The magical power of a person lucidly dreaming has been explored many times in past films about dreams, particularly those that like “Inception” involve a collective unconscious. Though not as expressly about dreaming, “The Matrix” is an obvious and admitted influence on “Inception.” When the first trailers for the film hit, many people brought up the similarities to “Dreamscape.” Plot-wise, sure, though with its clever special effects and luscious production design, the newer film bears little resemblance to that ’80s conspiracy thriller and its spare sets and Georgia O’Keefe-like tunnels into the dream world. Other films with similar dream-invasion plots include the anime “Paprika,” about a machine that allows therapists to enter the minds of patients, and of course the “A Nightmare on Elm Street” series, of which I most enjoy the third installment, “Dream Warriors,” for its take on role-playing within the dream as well as this concept of magic.
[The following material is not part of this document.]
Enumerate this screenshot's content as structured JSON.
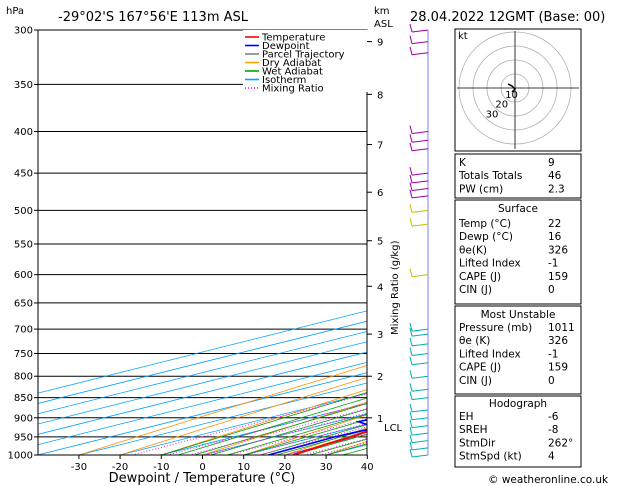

However, with the exception of elements of “The Matrix” films, none of those predecessors fully capture the correlations between movies and dreams as far as special effects, design, editing and even extras are concerned. Not that we ever — as far I know — have other people in our dreams with us to upset those extras. But the way the film reminds us of the way dreams play with time and distance is a perfect allegory for the way movie stories are told through cutting. Finally, for those of us film lovers who will never enjoy real life as much as we enjoy the movies, there is a certain and very large wink at the escapism factor of cinema. There have been plenty of times when I’d wished I could just get trapped inside the limbo of the film world, as is possible in the dream infrastructure of “Inception.”

Another thing it does seemingly well is the idea of placing dreams within dreams like a matryoshka doll, which in terms of the film analogy is like watching a film within a film within a film within a film. For “Inception” it’s watching a Bond movie inside a heist movie inside “The Matrix” inside a grief drama. There’s no literal filmmaking storyline, though, so it doesn’t have quite the same level of reflexiveness as, say, Tom DiCillo’s “Living in Oblivion” does with its constant awakenings from dream sequences. And probably there are other similar explicit blurrings of dreams and moviemaking that I’m not remembering at the moment. Anyway, trying to trace and mention all the significant films dealing with the fine line between dreams and cinema would require going back very far. Dream sequences in film are as old as film itself (have you ever seen George Albert Smith’s “Santa Claus,” from 1898, for instance? If not, here you go).

I would like to wrap this post with a look at one film that I think captures the association between dreams and movies best: Buster Keaton’s “Sherlock, Jr.” It does this so directly in fact that it’s almost redundant to have Keaton’s projectionist character first fall asleep and then, in an effect that must have been like the folding Paris of its time, climb up into a movie. Couldn’t he have simply dreamed that he was a detective, or alternatively just fantastically entered a film screen (a la the reverse of “The Purple Rose of Cairo” and “Last Action Hero”). No, he had to go through this double-layered trick, the opposite of what we all do when we go to see “Inception.” First we let ourselves enter the world of the film and then we enter the world of the dream. I can’t help but think it’s a bit superfluous.